El papel del rey, el papel del actor

Es una versión muy abreviada de Macbethla que pone en escena Histrión. Un Macbeth sincrético y valiente que se apoya en el trabajo del actor y en una puesta en escena que toma el espacio escénico vacío -elegante y parco- como el poder, tenebroso y abismal como las fuerzas de la vileza que desata.

La contundencia y el protagonismo del poder, escénicamente, es un gran pilar cuadrangular cuya superficie tiene la textura de las aguas que dibuja la madera; marca en el fondo y centro del escenario simbólicamente la magnitud cenital de la obra. Un elemento escénico que se funde con Macbeth, en una realización escénica esplendida de un literalidad textual: "Es el fantasma de mi proyecto sangriento", en escena es la figura fantasmagórica de la sombra del actor proyectada sobre el pilar. Un pilar que es, a su vez, un sincretismo escenográfico del palacio real, es metáfora simbólica y arquitectura escénica contextual: la ley, el poder, la autoridad y esa cobertura de madera como material noble, la virtud que debiera ostentar.

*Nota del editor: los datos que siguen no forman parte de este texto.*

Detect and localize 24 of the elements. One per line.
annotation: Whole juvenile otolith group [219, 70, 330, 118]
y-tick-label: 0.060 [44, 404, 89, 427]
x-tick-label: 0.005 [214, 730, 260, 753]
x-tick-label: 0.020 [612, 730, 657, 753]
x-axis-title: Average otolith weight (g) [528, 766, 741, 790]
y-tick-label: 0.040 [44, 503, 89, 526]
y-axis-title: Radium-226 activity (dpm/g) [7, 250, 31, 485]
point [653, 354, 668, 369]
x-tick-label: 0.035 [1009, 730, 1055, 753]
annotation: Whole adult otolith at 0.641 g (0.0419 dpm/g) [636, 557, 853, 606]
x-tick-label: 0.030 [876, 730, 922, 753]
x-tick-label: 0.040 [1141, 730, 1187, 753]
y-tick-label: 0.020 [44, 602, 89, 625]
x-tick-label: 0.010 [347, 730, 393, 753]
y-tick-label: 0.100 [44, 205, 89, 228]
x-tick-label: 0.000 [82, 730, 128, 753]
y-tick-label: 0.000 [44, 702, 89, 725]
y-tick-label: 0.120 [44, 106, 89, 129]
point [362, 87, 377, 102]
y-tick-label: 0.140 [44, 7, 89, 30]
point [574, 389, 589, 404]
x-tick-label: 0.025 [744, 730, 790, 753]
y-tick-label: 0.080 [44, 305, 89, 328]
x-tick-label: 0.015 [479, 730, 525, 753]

Suelo negro, acharolado, espejo de aguas y reflejos, un suelo escénico para todos los personajes que saben que el poder reparte papeles, máscaras. El poder reparte, pues, ambiciones, traiciones, abre la puerta a los negros fantasmas humanas. El elemento fantasmagórico está muy presente en la puesta en escena de Histrión; hasta el punto de que las tres brujas se resuelven en una, un solo actor bajo una caracterización vampírica.

El elenco de Macbeth es una muestra del nivel excelente de interpretación de los actores que viven y trabajan aquí, un trabajo de años que se deja ver, nuevamente, en escena. Si bien, han de cuidar determinadas modulaciones en la voz, que aquí y allá muestran más al actor -interpretando a Shakespeare- que al personaje. El sueño de muchos actores y actrices, dicen, pasa por interpretar los grandes personajes de Shakespeare; me gusta del montaje de Histrión que no los caracteriza como los 'grandes personajes', empezando por el vestuario y por el trabajo del actor y de la dirección.

No hay ostentación, no floritura, hay una norma unificadora de lo parco. El texto no está cotidianizado o mal adaptado, está abreviado en extensión y en reparto.